THE PASSING OF THE TIME—HIS POSITION—LINES ON HIS DISAPPOINTMENT—CONFESSION—VISIT OF ELD. LITCH—MR. MILLER AND THE METHODIST MINISTERS—TOUR TO OHIO—RETURN, ETC.
“The vernal equinox of 1844 was the furthest point of time to which Mr. Miller’s calculation of the prophetic periods extended. When this time passed, he wrote to Mr. Himes as follows:—
“‘Low Hampton, March 25, 1844.
“‘My Dear Brother Himes:—I am now seated at my old desk in my east room. Having obtained help of God until the present time, I am still looking for the dear Saviour, the Son of God from Heaven, and for the fulfillment of the promise made to my fathers, and confirmed unto us by them that heard him, that he would come again and would receive us to himself, or gather in one body all the family of the first-born in Heaven and earth, even in him. This, Paul has told us, would be in the fullness of times. Eph. 1:9, 10.
“‘The time, as I have calculated it, is now filled up; and I expect every moment to see the Saviour descend from heaven. I have now nothing to look for but this glorious hope. I am full in the faith that all prophetic chronology except the 1000 years in the 20th of Rev. is now about full. Whether God designs for me to warn the people of this earth any more, or not, I am at a loss to know; yet I mean to be governed, if time should continue any longer than I have expected, by the word and providence of Him who will never err, and in whom I think I have trusted, and been supported during my twelve years arduous labors, in trying to awaken the churches of God, and the Christian community, and to warn my fellow-men of the necessity of an immediate preparation to meet our Judge in the day of his appearing.

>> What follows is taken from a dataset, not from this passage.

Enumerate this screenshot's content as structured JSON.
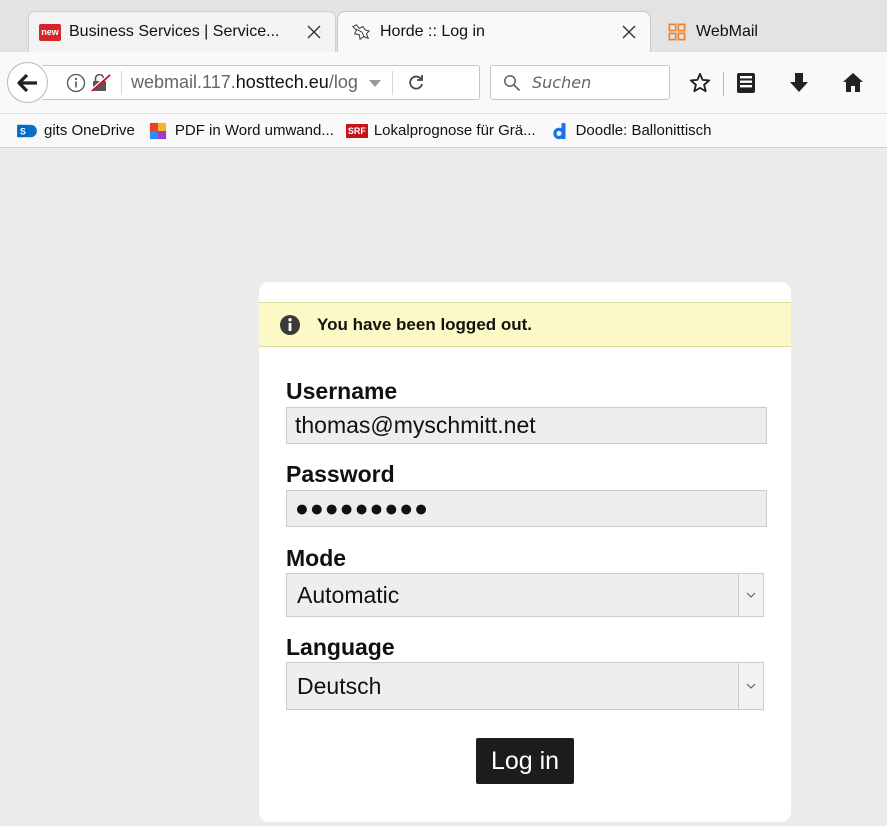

“‘I hope I have cleansed my garments from the blood of souls. I feel that, as far as it was in my power, I have freed myself from all guilt in their condemnation. It is true, but not wonderful, when we become acquainted with the state and corruption of the present age of the Laodicean church, that I have met with great opposition from the pulpit and professed religious press; and I have been instrumental, through the preaching of the Advent doctrine, of making it quite manifest, that not a few of our theological teachers are infidels in disguise. I cannot for a moment believe that denying the resurrection of the body, or the return of Christ to this earth, or of a judgment day yet future, is any the less infidelity now than it was in the days of infidel France; and yet, who does not know that these things are as common as pulpits and presses are? And which of these questions are not publicly denied in our pulpits and by the writers and editors of the public papers?

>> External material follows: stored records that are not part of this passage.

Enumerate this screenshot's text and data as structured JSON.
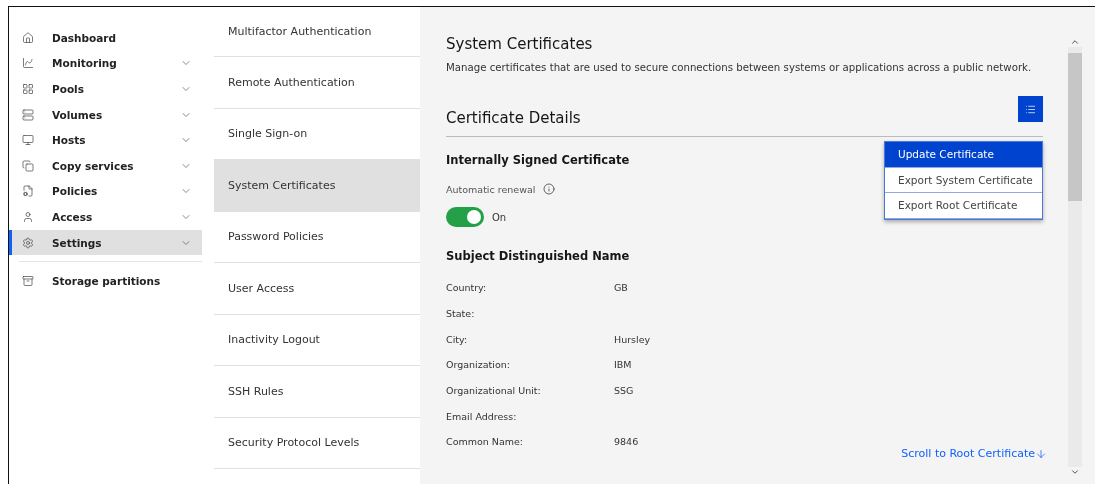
{
  "sidebar": {
    "items": [
      {
        "label": "Dashboard",
        "expandable": false,
        "selected": false
      },
      {
        "label": "Monitoring",
        "expandable": true,
        "selected": false
      },
      {
        "label": "Pools",
        "expandable": true,
        "selected": false
      },
      {
        "label": "Volumes",
        "expandable": true,
        "selected": false
      },
      {
        "label": "Hosts",
        "expandable": true,
        "selected": false
      },
      {
        "label": "Copy services",
        "expandable": true,
        "selected": false
      },
      {
        "label": "Policies",
        "expandable": true,
        "selected": false
      },
      {
        "label": "Access",
        "expandable": true,
        "selected": false
      },
      {
        "label": "Settings",
        "expandable": true,
        "selected": true
      }
    ],
    "bottom_items": [
      {
        "label": "Storage partitions",
        "selected": false
      }
    ]
  },
  "subnav": {
    "items": [
      {
        "label": "Multifactor Authentication",
        "selected": false
      },
      {
        "label": "Remote Authentication",
        "selected": false
      },
      {
        "label": "Single Sign-on",
        "selected": false
      },
      {
        "label": "System Certificates",
        "selected": true
      },
      {
        "label": "Password Policies",
        "selected": false
      },
      {
        "label": "User Access",
        "selected": false
      },
      {
        "label": "Inactivity Logout",
        "selected": false
      },
      {
        "label": "SSH Rules",
        "selected": false
      },
      {
        "label": "Security Protocol Levels",
        "selected": false
      }
    ]
  },
  "main": {
    "title": "System Certificates",
    "description": "Manage certificates that are used to secure connections between systems or applications across a public network.",
    "section_title": "Certificate Details",
    "menu": {
      "open": true,
      "items": [
        {
          "label": "Update Certificate",
          "selected": true
        },
        {
          "label": "Export System Certificate",
          "selected": false
        },
        {
          "label": "Export Root Certificate",
          "selected": false
        }
      ]
    },
    "certificate_title": "Internally Signed Certificate",
    "auto_renewal": {
      "label": "Automatic renewal",
      "on": true,
      "state_label": "On"
    },
    "subject_title": "Subject Distinguished Name",
    "fields": [
      {
        "label": "Country:",
        "value": "GB"
      },
      {
        "label": "State:"
      },
      {
        "label": "City:",
        "value": "Hursley"
      },
      {
        "label": "Organization:",
        "value": "IBM"
      },
      {
        "label": "Organizational Unit:",
        "value": "SSG"
      },
      {
        "label": "Email Address:"
      },
      {
        "label": "Common Name:",
        "value": "9846"
      }
    ],
    "scroll_link": "Scroll to Root Certificate"
  }
}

“‘Surely, we have fallen on strange times. I expected of course the doctrine of Christ’s speedy coming would be opposed by infidels, blasphemers, drunkards, gamblers and the like; but I did not expect the ministers of the gospel and professors of religion would unite with characters of the above description, at stores and public places, in ridiculing the solemn doctrine of the Second Advent. Many who were not professors of religion have affirmed to me these facts, and say they have seen them, and have felt their blood chilled at the sight.

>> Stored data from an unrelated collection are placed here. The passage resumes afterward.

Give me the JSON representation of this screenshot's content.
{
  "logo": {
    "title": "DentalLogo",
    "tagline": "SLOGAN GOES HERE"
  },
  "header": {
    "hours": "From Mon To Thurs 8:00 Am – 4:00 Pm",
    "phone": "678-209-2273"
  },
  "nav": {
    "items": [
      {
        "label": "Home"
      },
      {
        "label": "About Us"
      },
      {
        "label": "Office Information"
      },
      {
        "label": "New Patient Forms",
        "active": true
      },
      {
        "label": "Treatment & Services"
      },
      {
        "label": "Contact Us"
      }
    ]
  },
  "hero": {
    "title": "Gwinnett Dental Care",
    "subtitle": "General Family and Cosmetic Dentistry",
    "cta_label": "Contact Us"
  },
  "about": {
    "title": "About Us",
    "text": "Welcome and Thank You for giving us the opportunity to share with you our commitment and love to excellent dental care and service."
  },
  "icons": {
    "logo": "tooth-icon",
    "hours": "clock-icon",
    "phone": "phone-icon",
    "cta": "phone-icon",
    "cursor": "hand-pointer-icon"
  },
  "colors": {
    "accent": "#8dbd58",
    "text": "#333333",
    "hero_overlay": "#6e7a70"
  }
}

“‘These are some of the effects which are produced by preaching this solemn and soul-stirring doctrine among our Pharisees of the present day. Is it possible that such ministers and members are obeying God, and watching and praying for his glorious appearing, while they join these scoffers in their unholy and ungodly remarks? If Christ does come, where must they appear? and what a dreadful account they will meet in that tremendous hour? But I feel almost confident that my labors are about done, and I am, with a deep interest of soul, looking for my blessed and glorious Redeemer, who will then be King over all the earth, and God with us forevermore.
“‘This I can truly say is my chief desire. It is my meditation all the day long. It is my song in the night, and my faith and hope amidst the scenes of this sin-cursed earth. It consoles me in sickness, comforts me in tribulation, and gives me patience to endure the scoffs and tauntings of an ungodly, selfish, and unfeeling world. My faith and confidence in God’s word is as strong as ever; although he has not come in the time I expected. I still believe the time is not far off, and that God will soon, yes, too soon for the proud scoffers, justify himself, his word, and the cry of alarm which has been given through your indefatigable labors, with others whom God has raised up to assist in giving the midnight cry.